If you’re reading this and you’re considering applying, stop considering and do it.  The worst that can happen is that you’re not selected, the best is an opportunity to receive:
·      Introductions to relevant people in the field
·      An impartial third party to bounce ideas off of
·      An extra proofreader of fellowship essays, resumes, and personal branding materials
·      The wisdom of someone who’s been at it much longer than you
·      A platform for sharing your thoughts on topics you’re passionate about with a wider audience
We were both new to this: Linda, to mentoring and I to being mentored and we both learned a lot along the way. Here are several things I learned about the process:
1)   Know what you want to get out of the mentorship.  Like, exactly what you want.   How do you hope to grow in the next year as a result of your time together? Are there conferences you know you want to attend in the next year and you think you’ll need help putting a session proposal together? Will you be looking for a new job soon and will need to have your resume and cover letter reviewed?  Want to become more active on social media or thinking of starting a blog? About to implement a new initiative at work and want help thinking through logistics?

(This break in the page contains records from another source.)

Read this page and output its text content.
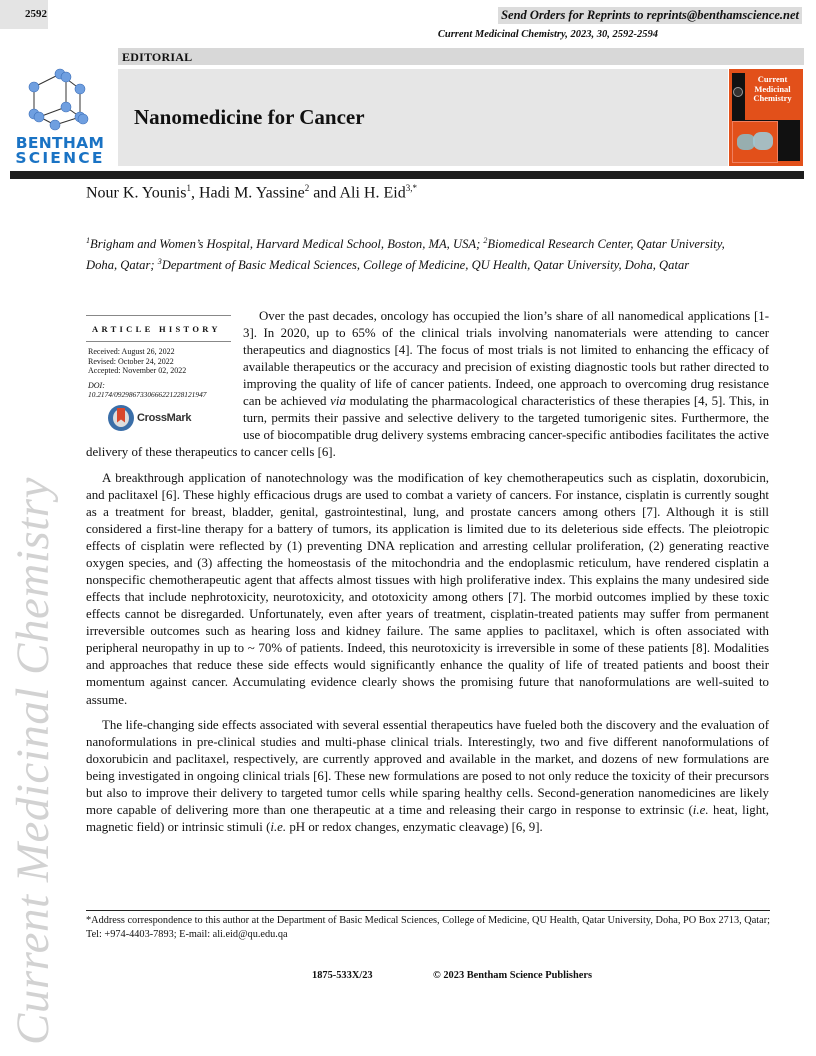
2592	Send Orders for Reprints to reprints@benthamscience.net
Current Medicinal Chemistry, 2023, 30, 2592-2594
BENTHAM
SCIENCE
EDITORIAL
Nanomedicine for Cancer
Current
Medicinal
Chemistry
Nour K. Younis$^1$, Hadi M. Yassine$^2$ and Ali H. Eid$^{3,*}$
$^1$Brigham and Women’s Hospital, Harvard Medical School, Boston, MA, USA; $^2$Biomedical Research Center, Qatar University, Doha, Qatar; $^3$Department of Basic Medical Sciences, College of Medicine, QU Health, Qatar University, Doha, Qatar
Current Medicinal Chemistry

Over the past decades, oncology has occupied the lion’s share of all nanomedical applications [1-3]. In 2020, up to 65% of the clinical trials involving nanomaterials were attending to cancer therapeutics and diagnostics [4]. The focus of most trials is not limited to enhancing the efficacy of available therapeutics or the accuracy and precision of existing diagnostic tools but rather directed to improving the quality of life of cancer patients. Indeed, one approach to overcoming drug resistance can be achieved via modulating the pharmacological characteristics of these therapies [4, 5]. This, in turn, permits their passive and selective delivery to the targeted tumorigenic sites. Furthermore, the use of biocompatible drug delivery systems embracing cancer-specific antibodies facilitates the active delivery of these therapeutics to cancer cells [6].

A breakthrough application of nanotechnology was the modification of key chemotherapeutics such as cisplatin, doxorubicin, and paclitaxel [6]. These highly efficacious drugs are used to combat a variety of cancers. For instance, cisplatin is currently sought as a treatment for breast, bladder, genital, gastrointestinal, lung, and prostate cancers among others [7]. Although it is still considered a first-line therapy for a battery of tumors, its application is limited due to its deleterious side effects. The pleiotropic effects of cisplatin were reflected by (1) preventing DNA replication and arresting cellular proliferation, (2) generating reactive oxygen species, and (3) affecting the homeostasis of the mitochondria and the endoplasmic reticulum, have rendered cisplatin a nonspecific chemotherapeutic agent that affects almost tissues with high proliferative index. This explains the many undesired side effects that include nephrotoxicity, neurotoxicity, and ototoxicity among others [7]. The morbid outcomes implied by these toxic effects cannot be disregarded. Unfortunately, even after years of treatment, cisplatin-treated patients may suffer from permanent irreversible outcomes such as hearing loss and kidney failure. The same applies to paclitaxel, which is often associated with peripheral neuropathy in up to ~ 70% of patients. Indeed, this neurotoxicity is irreversible in some of these patients [8]. Modalities and approaches that reduce these side effects would significantly enhance the quality of life of treated patients and boost their momentum against cancer. Accumulating evidence clearly shows the promising future that nanoformulations are well-suited to assume.

The life-changing side effects associated with several essential therapeutics have fueled both the discovery and the evaluation of nanoformulations in pre-clinical studies and multi-phase clinical trials. Interestingly, two and five different nanoformulations of doxorubicin and paclitaxel, respectively, are currently approved and available in the market, and dozens of new formulations are being investigated in ongoing clinical trials [6]. These new formulations are posed to not only reduce the toxicity of their precursors but also to improve their delivery to targeted tumor cells while sparing healthy cells. Second-generation nanomedicines are likely more capable of delivering more than one therapeutic at a time and releasing their cargo in response to extrinsic (i.e. heat, light, magnetic field) or intrinsic stimuli (i.e. pH or redox changes, enzymatic cleavage) [6, 9].

ARTICLE HISTORY
Received: August 26, 2022
Revised: October 24, 2022
Accepted: November 02, 2022
DOI:
10.2174/0929867330666221228121947
CrossMark
*Address correspondence to this author at the Department of Basic Medical Sciences, College of Medicine, QU Health, Qatar University, Doha, PO Box 2713, Qatar; Tel: +974-4403-7893; E-mail: ali.eid@qu.edu.qa
1875-533X/23	© 2023 Bentham Science Publishers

2)   Be realistic. There are a million things you could do, but you just have a year. Use that limitation to focus your time. I wish I had actually been more focused during the year.
3)   Be both honest and prepared for honesty. It was actually kind of refreshing.  If Linda didn’t like an idea she told me.  If she thought it was insightful, she told me. If she thought it was half-baked, she told me.  As I have not held back in sharing my challenges and aspirations, she has encouraged me at times to be more ambitious, and at times to be less ambitious (something mothers and peers rarely do!).

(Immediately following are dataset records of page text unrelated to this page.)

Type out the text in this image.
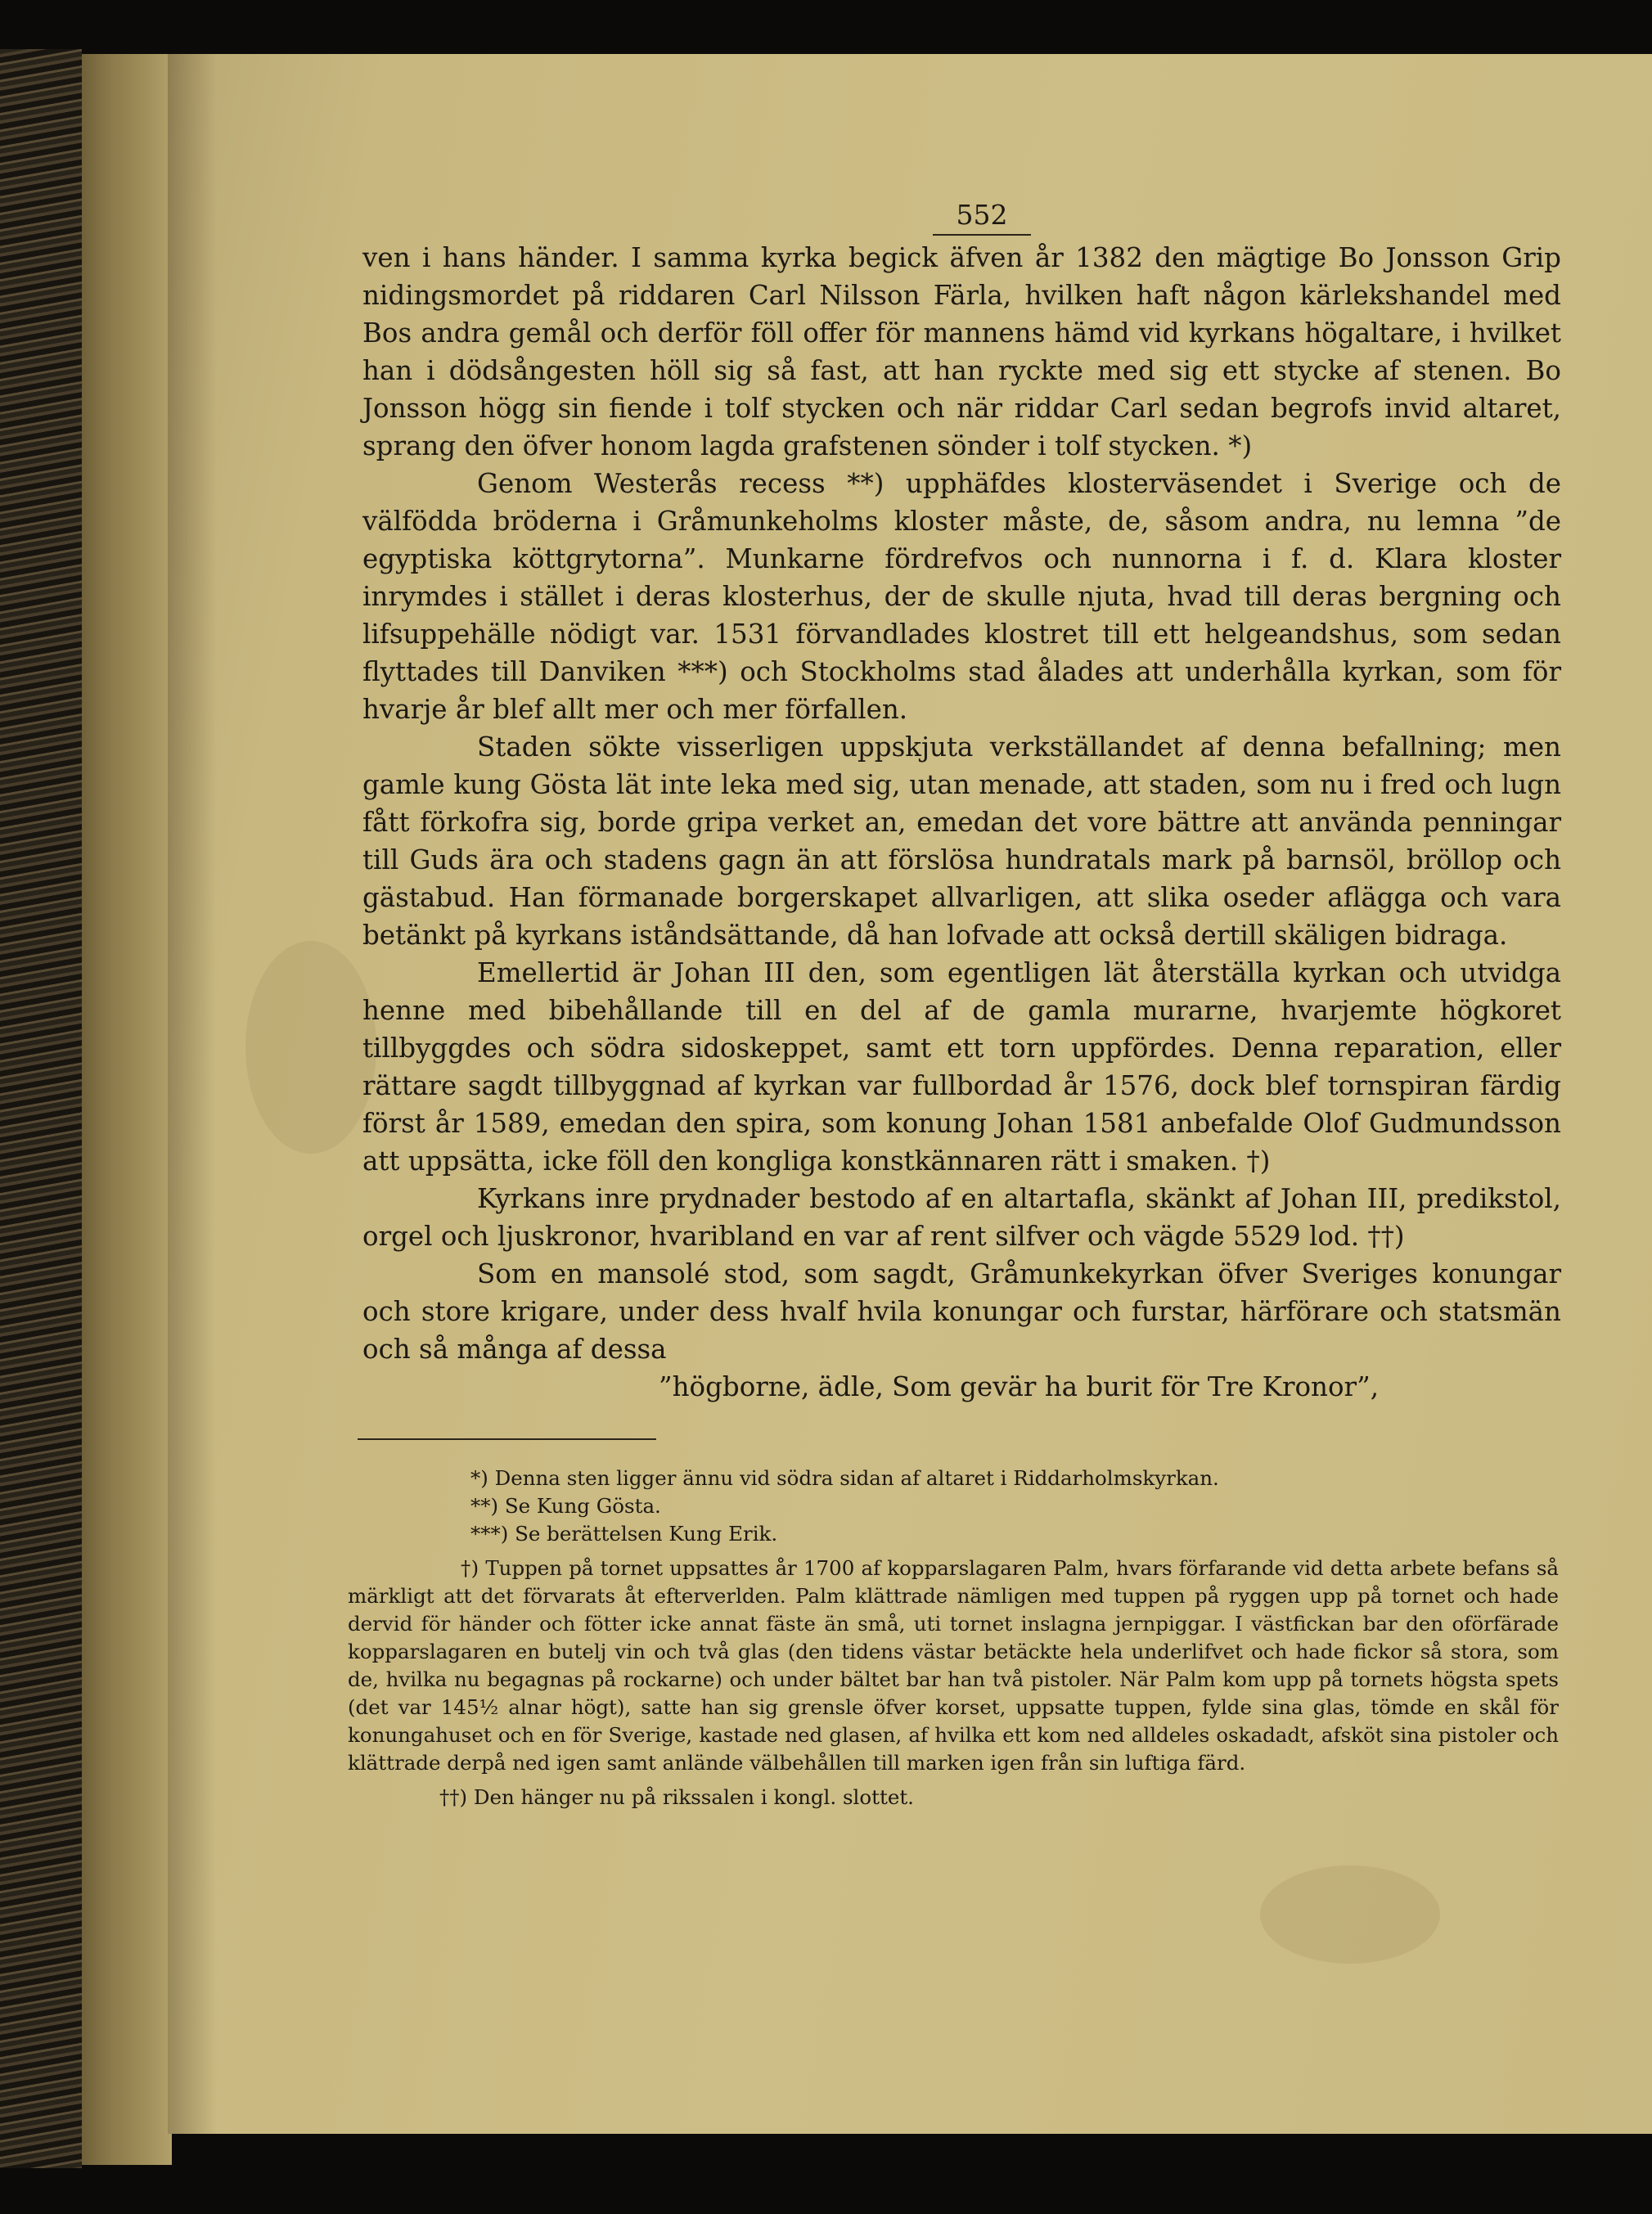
552

ven i hans händer. I samma kyrka begick äfven år 1382 den mägtige Bo Jonsson Grip nidingsmordet på riddaren Carl Nilsson Färla, hvilken haft någon kärlekshandel med Bos andra gemål och derför föll offer för mannens hämd vid kyrkans högaltare, i hvilket han i dödsångesten höll sig så fast, att han ryckte med sig ett stycke af stenen. Bo Jonsson högg sin fiende i tolf stycken och när riddar Carl sedan begrofs invid altaret, sprang den öfver honom lagda grafstenen sönder i tolf stycken. *)

Genom Westerås recess **) upphäfdes klosterväsendet i Sverige och de välfödda bröderna i Gråmunkeholms kloster måste, de, såsom andra, nu lemna ”de egyptiska köttgrytorna”. Munkarne fördrefvos och nunnorna i f. d. Klara kloster inrymdes i stället i deras klosterhus, der de skulle njuta, hvad till deras bergning och lifsuppehälle nödigt var. 1531 förvandlades klostret till ett helgeandshus, som sedan flyttades till Danviken ***) och Stockholms stad ålades att underhålla kyrkan, som för hvarje år blef allt mer och mer förfallen.

Staden sökte visserligen uppskjuta verkställandet af denna befallning; men gamle kung Gösta lät inte leka med sig, utan menade, att staden, som nu i fred och lugn fått förkofra sig, borde gripa verket an, emedan det vore bättre att använda penningar till Guds ära och stadens gagn än att förslösa hundratals mark på barnsöl, bröllop och gästabud. Han förmanade borgerskapet allvarligen, att slika oseder aflägga och vara betänkt på kyrkans iståndsättande, då han lofvade att också dertill skäligen bidraga.

Emellertid är Johan III den, som egentligen lät återställa kyrkan och utvidga henne med bibehållande till en del af de gamla murarne, hvarjemte högkoret tillbyggdes och södra sidoskeppet, samt ett torn uppfördes. Denna reparation, eller rättare sagdt tillbyggnad af kyrkan var fullbordad år 1576, dock blef tornspiran färdig först år 1589, emedan den spira, som konung Johan 1581 anbefalde Olof Gudmundsson att uppsätta, icke föll den kongliga konstkännaren rätt i smaken. †)

Kyrkans inre prydnader bestodo af en altartafla, skänkt af Johan III, predikstol, orgel och ljuskronor, hvaribland en var af rent silfver och vägde 5529 lod. ††)

Som en mansolé stod, som sagdt, Gråmunkekyrkan öfver Sveriges konungar och store krigare, under dess hvalf hvila konungar och furstar, härförare och statsmän och så många af dessa

”högborne, ädle, Som gevär ha burit för Tre Kronor”,

*) Denna sten ligger ännu vid södra sidan af altaret i Riddarholmskyrkan.

**) Se Kung Gösta.

***) Se berättelsen Kung Erik.

†) Tuppen på tornet uppsattes år 1700 af kopparslagaren Palm, hvars förfarande vid detta arbete befans så märkligt att det förvarats åt efterverlden. Palm klättrade nämligen med tuppen på ryggen upp på tornet och hade dervid för händer och fötter icke annat fäste än små, uti tornet inslagna jernpiggar. I västfickan bar den oförfärade kopparslagaren en butelj vin och två glas (den tidens västar betäckte hela underlifvet och hade fickor så stora, som de, hvilka nu begagnas på rockarne) och under bältet bar han två pistoler. När Palm kom upp på tornets högsta spets (det var 145½ alnar högt), satte han sig grensle öfver korset, uppsatte tuppen, fylde sina glas, tömde en skål för konungahuset och en för Sverige, kastade ned glasen, af hvilka ett kom ned alldeles oskadadt, afsköt sina pistoler och klättrade derpå ned igen samt anlände välbehållen till marken igen från sin luftiga färd.

††) Den hänger nu på rikssalen i kongl. slottet.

4)   Don’t be afraid to reach out. For a while in the beginning, I hadn’t wanted to intrude on Linda’s time.  I had thought of our mentorship strictly in terms of the hour a month we Skyped.  But eventually, after I emailed her in between those calls and she wrote back, I realized that Linda was available and willing to help with things as they came up even if it deviated from our planned times. After I got on Twitter, we’d sometimes connect over that.

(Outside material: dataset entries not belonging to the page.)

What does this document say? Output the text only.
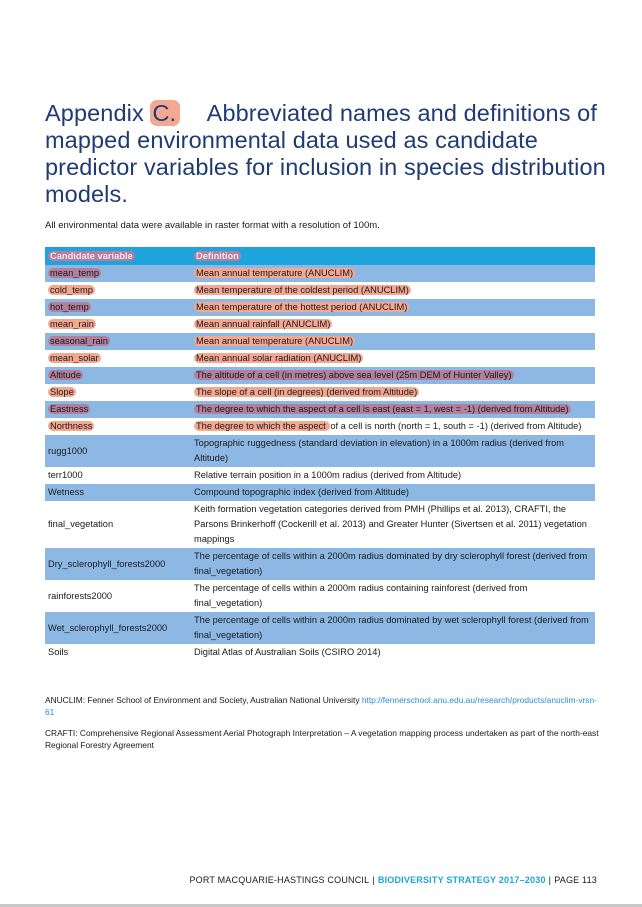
Appendix C. Abbreviated names and definitions of mapped environmental data used as candidate predictor variables for inclusion in species distribution models.
All environmental data were available in raster format with a resolution of 100m.
Candidate variable	Definition
mean_temp	Mean annual temperature (ANUCLIM)
cold_temp	Mean temperature of the coldest period (ANUCLIM)
hot_temp	Mean temperature of the hottest period (ANUCLIM)
mean_rain	Mean annual rainfall (ANUCLIM)
seasonal_rain	Mean annual temperature (ANUCLIM)
mean_solar	Mean annual solar radiation (ANUCLIM)
Altitude	The altitude of a cell (in metres) above sea level (25m DEM of Hunter Valley)
Slope	The slope of a cell (in degrees) (derived from Altitude)
Eastness	The degree to which the aspect of a cell is east (east = 1, west = -1) (derived from Altitude)
Northness	The degree to which the aspect of a cell is north (north = 1, south = -1) (derived from Altitude)
rugg1000	Topographic ruggedness (standard deviation in elevation) in a 1000m radius (derived from Altitude)
terr1000	Relative terrain position in a 1000m radius (derived from Altitude)
Wetness	Compound topographic index (derived from Altitude)
final_vegetation	Keith formation vegetation categories derived from PMH (Phillips et al. 2013), CRAFTI, the Parsons Brinkerhoff (Cockerill et al. 2013) and Greater Hunter (Sivertsen et al. 2011) vegetation mappings
Dry_sclerophyll_forests2000	The percentage of cells within a 2000m radius dominated by dry sclerophyll forest (derived from final_vegetation)
rainforests2000	The percentage of cells within a 2000m radius containing rainforest (derived from final_vegetation)
Wet_sclerophyll_forests2000	The percentage of cells within a 2000m radius dominated by wet sclerophyll forest (derived from final_vegetation)
Soils	Digital Atlas of Australian Soils (CSIRO 2014)

ANUCLIM: Fenner School of Environment and Society, Australian National University http://fennerschool.anu.edu.au/research/products/anuclim-vrsn-61

CRAFTI: Comprehensive Regional Assessment Aerial Photograph Interpretation – A vegetation mapping process undertaken as part of the north-east Regional Forestry Agreement

PORT MACQUARIE-HASTINGS COUNCIL | BIODIVERSITY STRATEGY 2017–2030 | PAGE 113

5)   Relax. Linda is about as easygoing and personable as they come.  I was imagining a much more intimidating experience, at first. Despite being new to the field, Linda took my ideas seriously.  Though I’ve never met Linda in person, our conversations were surprisingly not awkward. 
Mentorship opportunities like this are few and far between.  As I’m planning for 2014 and looking for a new mentor, I haven’t found anyone else putting out advertisements for a mentee. The field would be a better if there were more opportunities like this. If you do apply and aren’t selected, it’s worth taking the time to reach out to others in the field and make the request.  Now that I’ve had a mentor, I don’t want to think about going back to the time when I didn’t.
To those who aren’t considering applying: consider accepting.   I think Linda’s experiment has proven that there’s a definitely a demand.  You don’t have to be writing a book and successful blog and have decades of experience to help someone. If you have those things, though, even better. 
Lastly, if you can’t find a mentor, get a group. Linda has Take 5, her career posse, that she’s written about before.
I’ve grown in confidence since starting out on this process and am looking forward to continuing my own mentorship journey. I hope that after reading this, you’re looking forward to embarking on your own, too.

1 comment:

Andrea Michelbach said...

Alicia, so great to hear about your good experience! I've been following the Take 5 project since the beginning and am really looking for something like that in my own life. Perhaps we could start a group and invite a few others? Let's be in touch!